I would pick Cassandra over MongoDB because Cassandra is optimised for write heavy workloads, all nodes are able to make write operations and we avoid having to create a sharded datastore if we used MongoDB given that only the master node can write.
As for reads, we would be better off if we use a database system that would allow for better querying capabilities. An Analytical warehouse with SQL support makes sense here.
So, the actions would be saved initially into Cassandra and we can have some sort of data management/transformation tool that asynchronously reads that data and inserts it into our warehouse. Given that the application would need to run complex JOIN logic to be able to fulfill the asks of our different use cases (existing and future ones) data can be precomputed/materialised to whatever the expected shapes are. In this way, we would (initially at least) avoid any sort of caching needs.
High-level design
Request flows
logActions flow:
- Client sends action that gets routed to an available API server instance through a LoadBalancer.
- Request is processed through an actionService
- Data is stored in Cassandra
readAllActions flow:
- User using the frontend dashboard requests a set of actions based on a specific type or use case.
- Data is read from the SQL database that is host of the pre calculated data that is ready for consumption.
readAllActionByLocation flow: same as readAllActions with a given location filter
generateReport:
- Customer requests a report that includes the visualisations of the dashboard.
- ApplicationService queries all visualisations from SQLDB and generates a PDF file on the fly.
Detailed component design
DataTransferService: this service is a third party tool that is scheduled to perform async polls to read data from Cassandra into our Data Warehouse. There is no need for any transformation at this step, just data basic management of removing unnecessary columns for example if there is any. By giving away such simple task to a third party service we can trade in a bit of extra cost for less complexity, an alternative would creating a service that reads data as it comes and queues it into a message broker for next steps to come.
DataTransformationService: I am gonna be using DBT here (Data Build Tool) which is an open source data transformation tool existing on the market for this kind of workloads. The way to setup this is to create a separate repository that hosts the query that will consume whatever is in the warehouse and perform the transformations that result in tables with precomputed data in our SQLDB. Saving the data precomputed allows the ApplicationService that serves the frontend to access information without running in real time complex queries, improving performance for reads.
Trade offs/Tech choices
- I used a third party service in the dataTransferService to avoid bearing extra system components. Brings cost up, but lowers complexities. We can take this trade off since the step where this is applied does not hold much logic, it's just moving data around.
- Pre calculated data into a dedicated read only SQLDB to perform faster reads. We traded in some extra complexity into the system and weaker consistency for higher speed responses.

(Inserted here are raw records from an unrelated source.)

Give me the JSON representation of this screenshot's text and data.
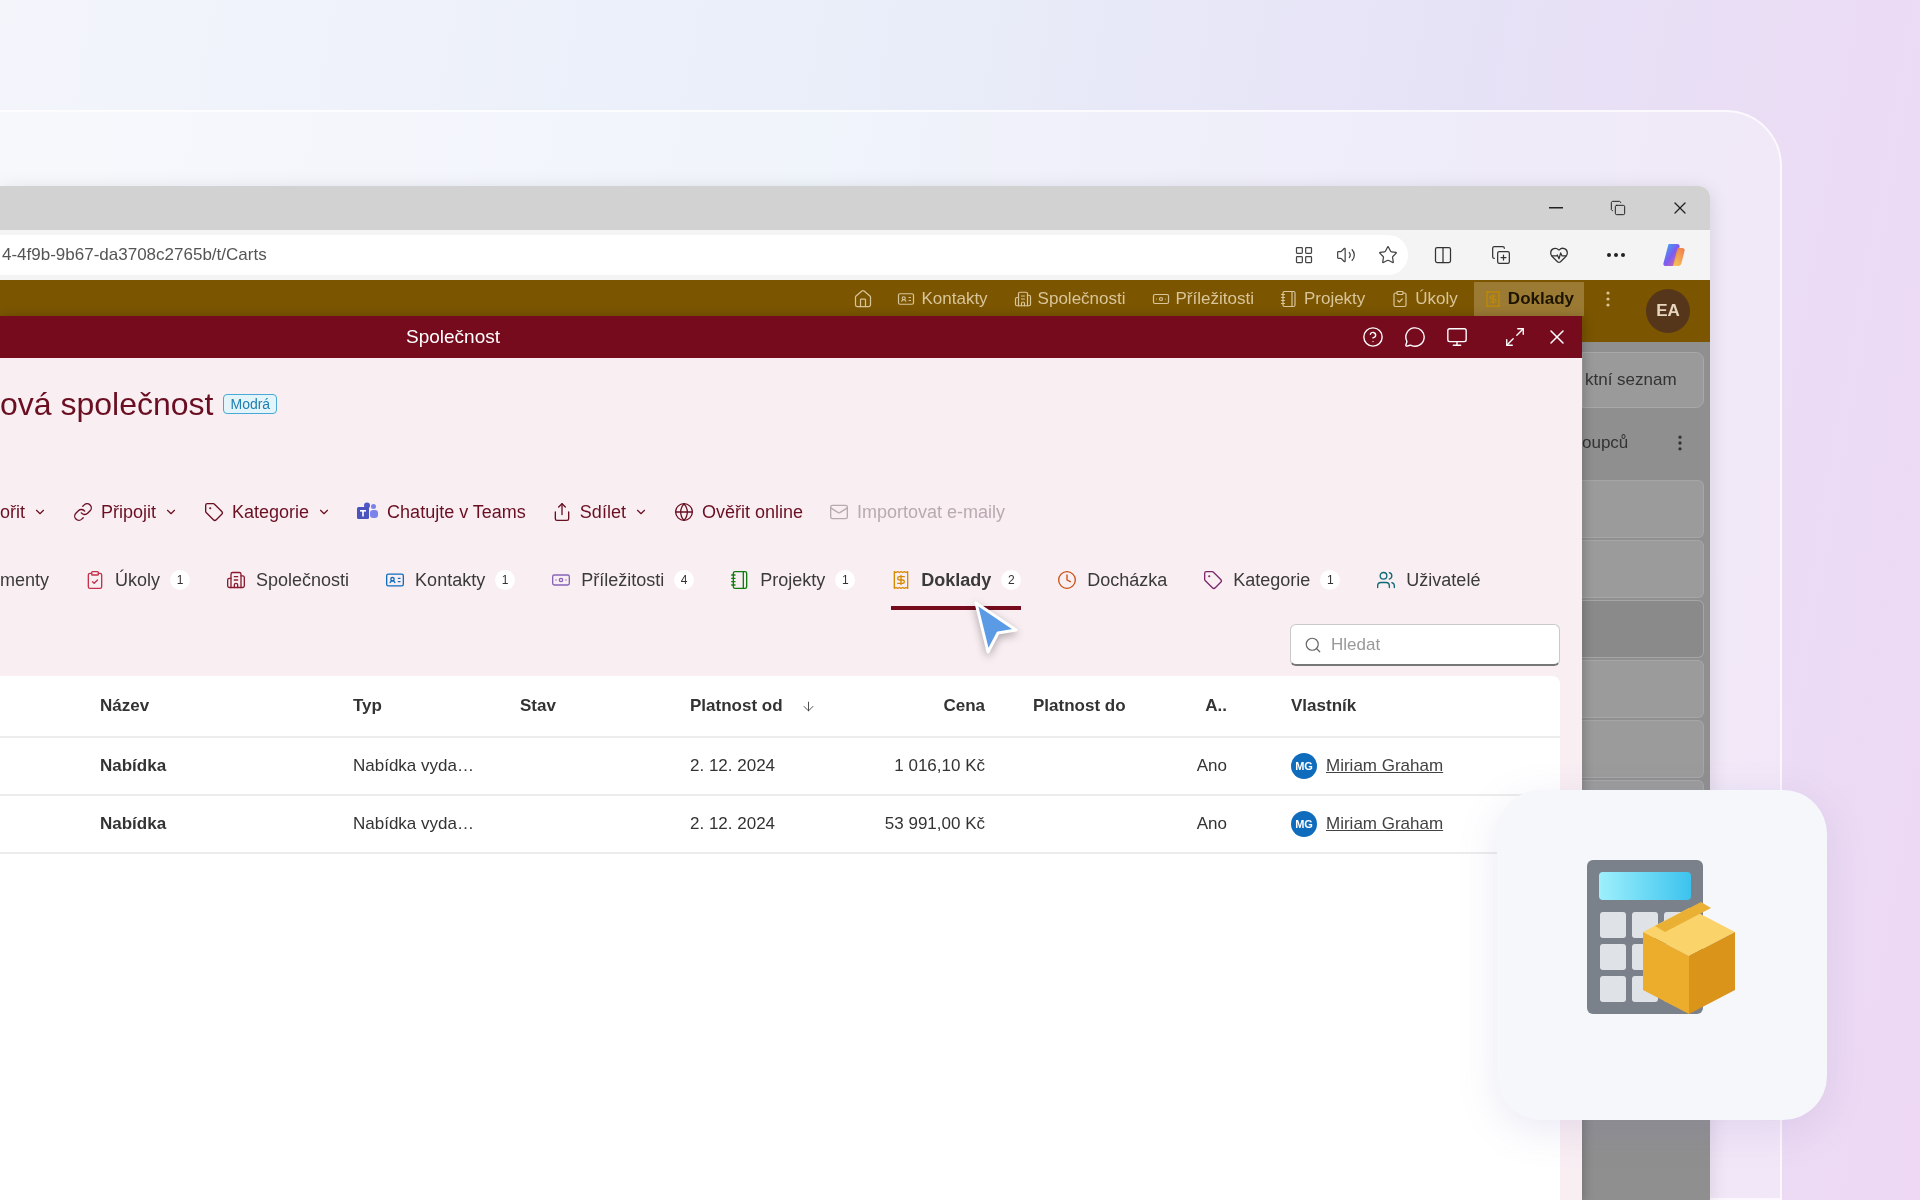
{
  "browser": {
    "url": "4-4f9b-9b67-da3708c2765b/t/Carts"
  },
  "app_nav": {
    "items": [
      {
        "label": "Kontakty",
        "selected": false
      },
      {
        "label": "Společnosti",
        "selected": false
      },
      {
        "label": "Příležitosti",
        "selected": false
      },
      {
        "label": "Projekty",
        "selected": false
      },
      {
        "label": "Úkoly",
        "selected": false
      },
      {
        "label": "Doklady",
        "selected": true
      }
    ],
    "avatar": "EA"
  },
  "background_panel": {
    "button": "ktní seznam",
    "label": "oupců"
  },
  "dialog": {
    "title": "Společnost",
    "record_title": "ová společnost",
    "tag": "Modrá",
    "toolbar": [
      {
        "label": "ořit",
        "dropdown": true,
        "disabled": false
      },
      {
        "label": "Připojit",
        "dropdown": true,
        "disabled": false
      },
      {
        "label": "Kategorie",
        "dropdown": true,
        "disabled": false
      },
      {
        "label": "Chatujte v Teams",
        "dropdown": false,
        "disabled": false
      },
      {
        "label": "Sdílet",
        "dropdown": true,
        "disabled": false
      },
      {
        "label": "Ověřit online",
        "dropdown": false,
        "disabled": false
      },
      {
        "label": "Importovat e-maily",
        "dropdown": false,
        "disabled": true
      }
    ],
    "tabs": [
      {
        "label": "menty",
        "selected": false
      },
      {
        "label": "Úkoly",
        "count": "1",
        "selected": false
      },
      {
        "label": "Společnosti",
        "selected": false
      },
      {
        "label": "Kontakty",
        "count": "1",
        "selected": false
      },
      {
        "label": "Příležitosti",
        "count": "4",
        "selected": false
      },
      {
        "label": "Projekty",
        "count": "1",
        "selected": false
      },
      {
        "label": "Doklady",
        "count": "2",
        "selected": true
      },
      {
        "label": "Docházka",
        "selected": false
      },
      {
        "label": "Kategorie",
        "count": "1",
        "selected": false
      },
      {
        "label": "Uživatelé",
        "selected": false
      }
    ],
    "search": {
      "placeholder": "Hledat"
    },
    "table": {
      "columns": [
        {
          "label": "Název",
          "sorted": false
        },
        {
          "label": "Typ",
          "sorted": false
        },
        {
          "label": "Stav",
          "sorted": false
        },
        {
          "label": "Platnost od",
          "sorted": true
        },
        {
          "label": "Cena",
          "sorted": false
        },
        {
          "label": "Platnost do",
          "sorted": false
        },
        {
          "label": "A..",
          "sorted": false
        },
        {
          "label": "Vlastník",
          "sorted": false
        }
      ],
      "rows": [
        {
          "name": "Nabídka",
          "type": "Nabídka vyda…",
          "valid_from": "2. 12. 2024",
          "price": "1 016,10 Kč",
          "a": "Ano",
          "owner": {
            "initials": "MG",
            "name": "Miriam Graham"
          }
        },
        {
          "name": "Nabídka",
          "type": "Nabídka vyda…",
          "valid_from": "2. 12. 2024",
          "price": "53 991,00 Kč",
          "a": "Ano",
          "owner": {
            "initials": "MG",
            "name": "Miriam Graham"
          }
        }
      ]
    }
  }
}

- Cassandras eventual consistency model is not an issue, there is no problem if the users sees slightly stale data in the frontend dashboard.
Failure scenarios/bottlenecks
A potential failure scenario could be in the SQLDB read only database with the precomputed data in a scenario where instead of having 10000 customer, we have 1000000 customers for example.
The same bottleneck could be taking place with Cassandra where we might find that a single datastore is not enough for writing x100 the amount of current actions.
Future improvements
- Sharding the databases' data by a partition key owningUser could be a solution to both scenarios.
- The generate report action in our database is making them on the fly, to reduce latency, reports can be generated in an async way for faster responses.